Oireachtas Joint and Select Committees

Wednesday, 18 May 2022

Joint Oireachtas Committee on Health

HSE National Service Plan 2022: Discussion

Mr. Paul Reid:

I thank the Chairman. Good morning members. I thank the committee for the invitation to meet with it to discuss the HSE National Service Plan 2022. The plan outlines the health and social care services that will be provided to the people of Ireland in 2022 within the allocated budget of €20.7 billion, which includes: additional investment in new measures, including the winter plan, of €310.3 million; and additional existing level-of-service funding of €727.4 million, including €286 million pay-cost pressures for funding increments of €39 million, €364.4 million for existing levels of service and demographics and €77 million in respect of 2022 full-year costs relating to table 4 of the National Service Plan 2021.

The plan also outlines additional once-off investment specified for Covid-19 costs of €697 million including: €497 million to cover Covid-19 responses, including but not limited to, vaccination, testing and tracing, personal protective equipment, and hospital and community Covid-19 responses; and €200 million to cover acute and community-scheduled care access, waiting lists and waiting times, including use of public and private hospitals. In addition to submitting a national service plan, we have also submitted to the Minister a capital plan of €1.045 billion allocated in 2022, which includes an ICT capital plan of €130 million. The national service plan focuses on the delivery, improvement and reform of healthcare services while continuing to manage a Covid-19 environment, and it is prepared within the strategic context of Sláintecare, the HSE Corporate Plan 2021-2024, the Minister’s annual statement of priorities, and the winter plan.

Healthcare reform is focused on the need to change models of care and increase capacity to reduce waiting times, especially for those with urgent and complex care needs. The focus of the 2022 waiting list action plan is for waiting times for hospital procedures to be reduced to a maximum of one year by the end of 2022, and the maximum time an outpatient will have to wait to be assessed by a hospital consultant to be 18 months by the end of the year. In 2022, we are operationalising additional bed capacity, including capital and staffing, as follows: the final 308 acute beds from the 2021 national service plan, which included the approval of 1,146 beds; opening a further 72 acute beds in 2022; completing an additional 36 critical care beds; and completing an additional 258 community beds.

Reducing our dependence on the current hospital-centric model of care and supporting capacity building in the community is key to realising the vision of Sláintecare. This will, over time, reduce visits to and admissions from emergency departments and should lower emergency department waiting times more generally.

Through the enhanced community care programme and related programmes during 2022, we are progressing several initiatives, including completing the roll-out of 96 community healthcare networks, CHNs, establishing 30 community specialist teams for chronic disease management and completing the roll-out of 30 community specialist teams for older persons. Through our reform programmes in 2022, we are supporting people to live full lives in the community, with access to a range of person-centred community services and supports across their life spans and care needs. This will enable increased access to care and supports at home and in the community, thus reducing the requirement for long-term residential care and acute services. We are working to ensure compliance with standards and to reduce the number of people living in institutional settings by providing more appropriate community-based accommodation. This includes 120,000 additional hours of personal assistant supports, while 30,000 additional hours of home support are being delivered in disability services and an additional 2 million home support hours are being provided for older people this year. This will expand and enhance supports for people to live self-directed lives in their own communities.

The profound impact of the Covid-19 pandemic on mental health and well-being is evident across every sector in Irish life. We are continuing to reform mental health services and to improve access, with the focus in 2022 including: continued development and implementation of the agreed clinical programmes and new models of care; reducing waiting times for adults, children and young people; and improving the availability of and accessibility to services through increased provision and improved community mental health services. The foundation of a modern health service is integrated patient-centred care facilitated by collaboration between service users and all those working to deliver health and social care services. Implementing real and sustained reform at scale is complex and must be progressed in tandem with meeting the challenges of delivering day-to-day services.

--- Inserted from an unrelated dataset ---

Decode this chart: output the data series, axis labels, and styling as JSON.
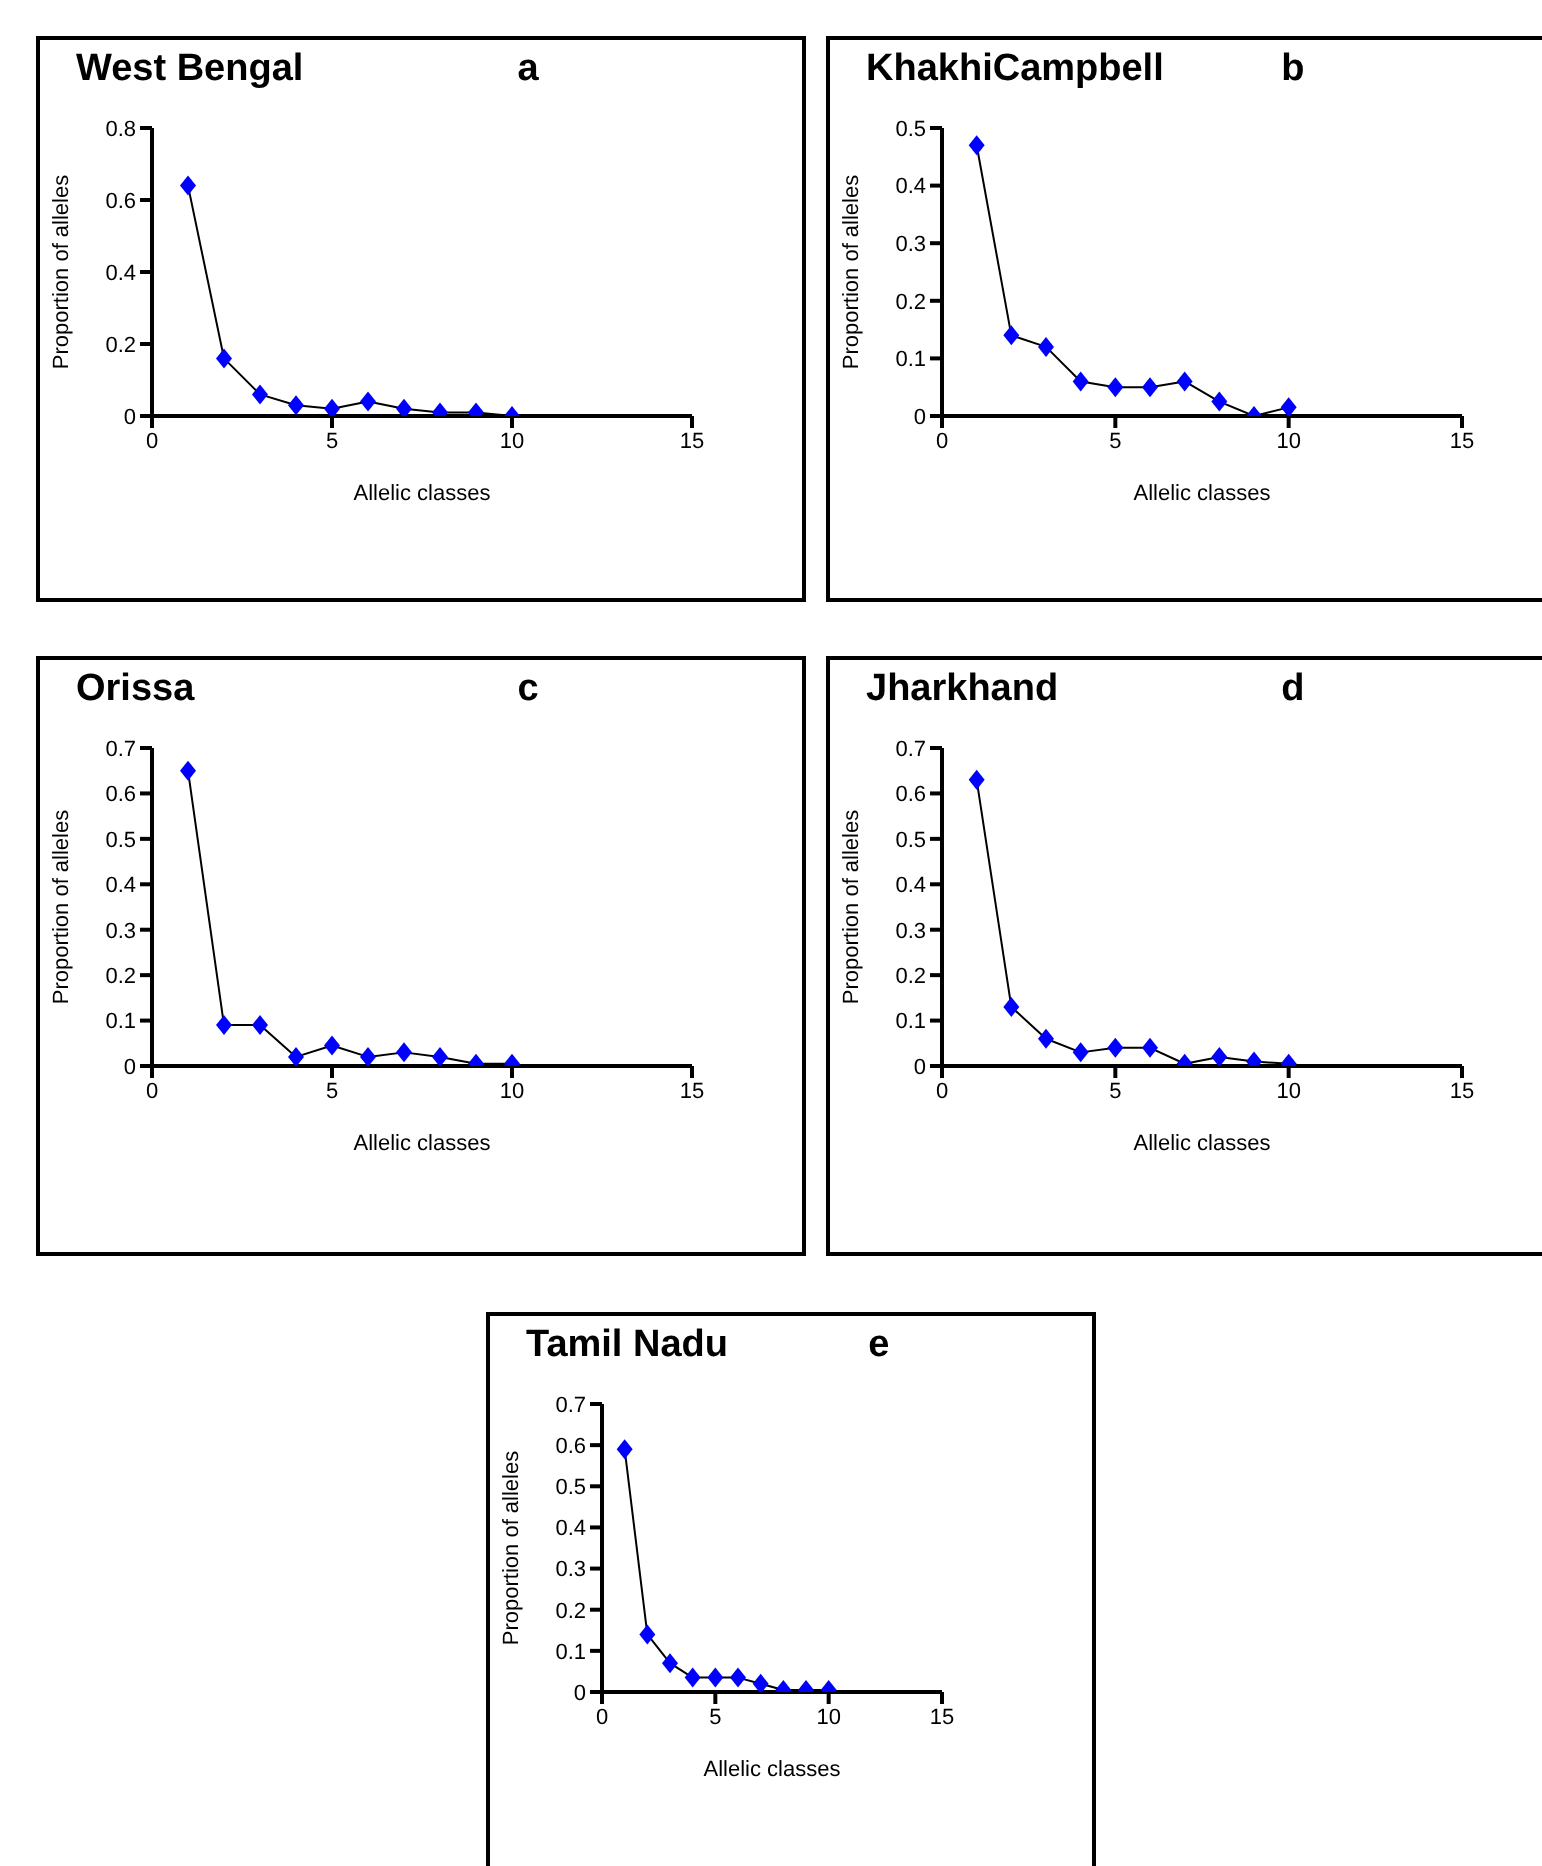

Despite the extraordinary pressures and challenges faced by healthcare staff during the pandemic, much progress has been made on adapting service models in line with Sláintecare and principles of integrated care. It is also fair to say that challenges faced by the health service and experienced by service users before Covid-19 were exacerbated significantly by the pandemic, particularly with respect to access to local community support services, for example, including day services for older people and scheduled care in our acute hospitals. We are, however, always focused on delivering reform and enhancing the patient experience. This includes: improving service access across primary, community and acute services; addressing waiting lists and waiting times; increasing the range and capacity of services delivered to patients in community settings; increasing bed capacity; addressing health inequalities; focusing on health promotion; and ultimately bringing us closer to the delivery of Sláintecare, as set out in the Programme for Government: Our Shared Future.